The report is similar to an FAO report from 2007, which contained a statement often repeated by the seafood industry, particularly the aquaculture industry: That by 2030, the world’s population will balloon to a point that to properly do its part to fulfill global food needs, the seafood industry will have to produce an additional 30 million metric tons (MT) of seafood each year.

This week, Lem said that prediction still holds true. The newest report predicts that the world’s population will be about 8.2 billion by 2030, and Lem said the new research shows the same predictions on food demands that were made in 2007.

However, the report also lends hope that the industry will keep up with that demand, making predictions of how much seafood will actually be available based on assumptions of increased aquaculture production and increased catch volumes. While the predictions do not go as far as 2030, the report shows that in 2012, the global seafood industry produced 157 million MT of seafood, and that number is expected to rise to between 181 and 194 million MT by 2022. According to the report, “The main driver of this growth will be aquaculture production.”

Some environmental activist critics have said the key to feeding the public lies in better managed fisheries, not in farmed seafood.

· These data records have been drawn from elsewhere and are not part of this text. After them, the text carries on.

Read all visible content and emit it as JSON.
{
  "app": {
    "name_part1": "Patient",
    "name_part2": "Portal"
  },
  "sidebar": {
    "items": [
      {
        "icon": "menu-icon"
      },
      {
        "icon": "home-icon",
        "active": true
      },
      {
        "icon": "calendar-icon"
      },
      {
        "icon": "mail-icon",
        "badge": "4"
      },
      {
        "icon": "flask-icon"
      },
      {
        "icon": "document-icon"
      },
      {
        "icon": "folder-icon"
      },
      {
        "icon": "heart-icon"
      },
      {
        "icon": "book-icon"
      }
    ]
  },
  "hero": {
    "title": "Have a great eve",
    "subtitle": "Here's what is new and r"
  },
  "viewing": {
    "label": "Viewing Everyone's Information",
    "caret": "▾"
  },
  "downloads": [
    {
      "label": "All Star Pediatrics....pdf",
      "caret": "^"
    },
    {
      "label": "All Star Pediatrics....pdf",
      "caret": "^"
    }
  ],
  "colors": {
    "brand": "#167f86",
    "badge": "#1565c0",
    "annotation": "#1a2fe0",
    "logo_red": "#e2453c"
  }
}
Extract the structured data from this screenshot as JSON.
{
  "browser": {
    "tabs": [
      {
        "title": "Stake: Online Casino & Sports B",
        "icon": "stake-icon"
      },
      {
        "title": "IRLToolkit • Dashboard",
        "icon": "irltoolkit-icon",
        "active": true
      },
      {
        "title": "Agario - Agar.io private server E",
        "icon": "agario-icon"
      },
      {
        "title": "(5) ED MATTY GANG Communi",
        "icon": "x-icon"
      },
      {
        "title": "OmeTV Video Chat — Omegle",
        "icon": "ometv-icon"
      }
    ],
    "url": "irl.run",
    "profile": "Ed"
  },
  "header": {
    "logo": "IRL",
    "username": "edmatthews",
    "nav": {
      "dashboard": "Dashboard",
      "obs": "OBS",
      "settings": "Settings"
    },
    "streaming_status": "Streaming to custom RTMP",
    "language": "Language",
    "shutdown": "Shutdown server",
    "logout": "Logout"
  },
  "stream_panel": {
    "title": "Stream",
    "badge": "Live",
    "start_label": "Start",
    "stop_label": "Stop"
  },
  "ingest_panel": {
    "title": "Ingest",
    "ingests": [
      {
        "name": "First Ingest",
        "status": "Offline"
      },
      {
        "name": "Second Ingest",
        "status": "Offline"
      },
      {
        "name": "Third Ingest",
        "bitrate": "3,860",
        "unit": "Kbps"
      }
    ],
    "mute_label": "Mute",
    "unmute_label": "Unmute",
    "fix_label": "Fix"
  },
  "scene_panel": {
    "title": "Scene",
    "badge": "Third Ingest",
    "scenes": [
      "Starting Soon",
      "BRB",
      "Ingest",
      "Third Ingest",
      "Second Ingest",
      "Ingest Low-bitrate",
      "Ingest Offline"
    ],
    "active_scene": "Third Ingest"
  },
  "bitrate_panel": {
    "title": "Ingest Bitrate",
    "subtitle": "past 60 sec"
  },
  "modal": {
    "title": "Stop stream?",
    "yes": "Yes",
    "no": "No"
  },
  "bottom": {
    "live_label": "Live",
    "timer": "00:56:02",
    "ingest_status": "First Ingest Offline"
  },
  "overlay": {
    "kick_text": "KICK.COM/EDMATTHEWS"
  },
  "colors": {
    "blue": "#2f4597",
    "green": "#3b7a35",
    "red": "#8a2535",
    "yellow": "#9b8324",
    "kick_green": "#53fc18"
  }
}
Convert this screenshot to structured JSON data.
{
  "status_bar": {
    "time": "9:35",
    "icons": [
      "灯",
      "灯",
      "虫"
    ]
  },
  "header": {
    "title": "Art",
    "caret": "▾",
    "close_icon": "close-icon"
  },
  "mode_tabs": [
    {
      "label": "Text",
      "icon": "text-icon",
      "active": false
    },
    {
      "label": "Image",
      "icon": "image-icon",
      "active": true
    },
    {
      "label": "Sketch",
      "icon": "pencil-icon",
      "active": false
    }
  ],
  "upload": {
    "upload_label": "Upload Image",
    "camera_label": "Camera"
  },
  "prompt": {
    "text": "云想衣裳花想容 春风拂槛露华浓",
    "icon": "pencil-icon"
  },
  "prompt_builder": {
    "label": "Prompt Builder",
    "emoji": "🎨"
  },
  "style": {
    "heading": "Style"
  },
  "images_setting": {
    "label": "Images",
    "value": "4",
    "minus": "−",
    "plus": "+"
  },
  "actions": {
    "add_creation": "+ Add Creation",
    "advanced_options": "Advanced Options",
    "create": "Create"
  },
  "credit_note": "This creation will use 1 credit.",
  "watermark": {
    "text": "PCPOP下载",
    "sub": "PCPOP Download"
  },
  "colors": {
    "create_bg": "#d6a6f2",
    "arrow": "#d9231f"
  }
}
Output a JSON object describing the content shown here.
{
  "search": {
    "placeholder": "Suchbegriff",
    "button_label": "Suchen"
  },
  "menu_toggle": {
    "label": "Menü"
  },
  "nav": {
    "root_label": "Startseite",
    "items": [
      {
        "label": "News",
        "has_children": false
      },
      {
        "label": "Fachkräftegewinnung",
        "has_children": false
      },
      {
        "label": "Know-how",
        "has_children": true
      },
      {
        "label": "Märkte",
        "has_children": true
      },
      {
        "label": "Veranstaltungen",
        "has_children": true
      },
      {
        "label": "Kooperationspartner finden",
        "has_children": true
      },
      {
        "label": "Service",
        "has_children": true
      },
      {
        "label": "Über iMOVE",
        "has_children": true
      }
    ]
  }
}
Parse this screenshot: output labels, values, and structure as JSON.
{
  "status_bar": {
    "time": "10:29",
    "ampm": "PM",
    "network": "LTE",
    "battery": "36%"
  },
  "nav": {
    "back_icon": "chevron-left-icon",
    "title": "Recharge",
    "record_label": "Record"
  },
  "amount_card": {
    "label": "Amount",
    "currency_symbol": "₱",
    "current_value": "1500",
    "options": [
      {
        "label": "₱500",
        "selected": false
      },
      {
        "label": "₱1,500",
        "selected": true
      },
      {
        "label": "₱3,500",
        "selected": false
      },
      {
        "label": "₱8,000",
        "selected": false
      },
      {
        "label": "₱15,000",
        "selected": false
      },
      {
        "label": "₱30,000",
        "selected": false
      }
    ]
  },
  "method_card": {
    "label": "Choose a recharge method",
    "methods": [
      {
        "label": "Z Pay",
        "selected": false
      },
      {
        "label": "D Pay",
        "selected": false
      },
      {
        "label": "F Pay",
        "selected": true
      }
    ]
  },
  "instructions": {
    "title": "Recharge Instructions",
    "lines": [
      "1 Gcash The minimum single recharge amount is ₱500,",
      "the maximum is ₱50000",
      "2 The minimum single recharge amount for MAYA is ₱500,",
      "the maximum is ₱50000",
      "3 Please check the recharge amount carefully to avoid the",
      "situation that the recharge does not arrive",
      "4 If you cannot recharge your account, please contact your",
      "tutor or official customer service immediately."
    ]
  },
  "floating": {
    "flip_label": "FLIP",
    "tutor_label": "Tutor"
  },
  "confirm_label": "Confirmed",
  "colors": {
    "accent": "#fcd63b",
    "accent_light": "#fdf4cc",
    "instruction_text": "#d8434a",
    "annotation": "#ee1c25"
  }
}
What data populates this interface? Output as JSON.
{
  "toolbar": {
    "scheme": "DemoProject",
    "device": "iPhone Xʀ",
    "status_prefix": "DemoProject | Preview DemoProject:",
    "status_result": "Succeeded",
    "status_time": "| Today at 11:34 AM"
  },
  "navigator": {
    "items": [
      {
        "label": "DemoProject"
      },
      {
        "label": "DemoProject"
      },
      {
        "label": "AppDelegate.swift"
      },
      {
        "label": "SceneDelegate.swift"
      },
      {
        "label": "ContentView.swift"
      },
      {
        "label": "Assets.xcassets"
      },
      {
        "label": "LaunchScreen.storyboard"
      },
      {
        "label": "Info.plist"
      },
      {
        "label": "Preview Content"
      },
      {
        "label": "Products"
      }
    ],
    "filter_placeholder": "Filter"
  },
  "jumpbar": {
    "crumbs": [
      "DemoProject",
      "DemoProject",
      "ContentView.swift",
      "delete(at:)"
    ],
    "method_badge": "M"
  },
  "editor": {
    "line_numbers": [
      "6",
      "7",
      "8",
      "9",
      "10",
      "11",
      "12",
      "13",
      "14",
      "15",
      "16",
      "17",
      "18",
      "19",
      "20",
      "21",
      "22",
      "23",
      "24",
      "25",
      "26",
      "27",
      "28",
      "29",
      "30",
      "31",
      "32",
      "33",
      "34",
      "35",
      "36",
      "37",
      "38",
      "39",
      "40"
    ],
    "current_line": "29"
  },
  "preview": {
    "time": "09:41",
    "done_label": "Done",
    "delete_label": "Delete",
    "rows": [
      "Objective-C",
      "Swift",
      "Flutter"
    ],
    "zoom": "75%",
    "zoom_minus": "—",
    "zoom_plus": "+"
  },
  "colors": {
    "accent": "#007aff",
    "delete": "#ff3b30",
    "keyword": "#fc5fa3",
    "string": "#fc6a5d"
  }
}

Lem acknowledged capture fisheries “remain important,” but noted FAO data indicates the supply of seafood worldwide that comes from aquaculture overtook the amount provided by capture fisheries in 2014. According to the new report, capture fishery volumes have “leveled off” since the mid-1980s, while volumes of farmed seafood have increased steadily.

“If we wish to supply seafood to the worlds future population aquaculture is not only key, but constitutes the biggest part of the solution,” he said.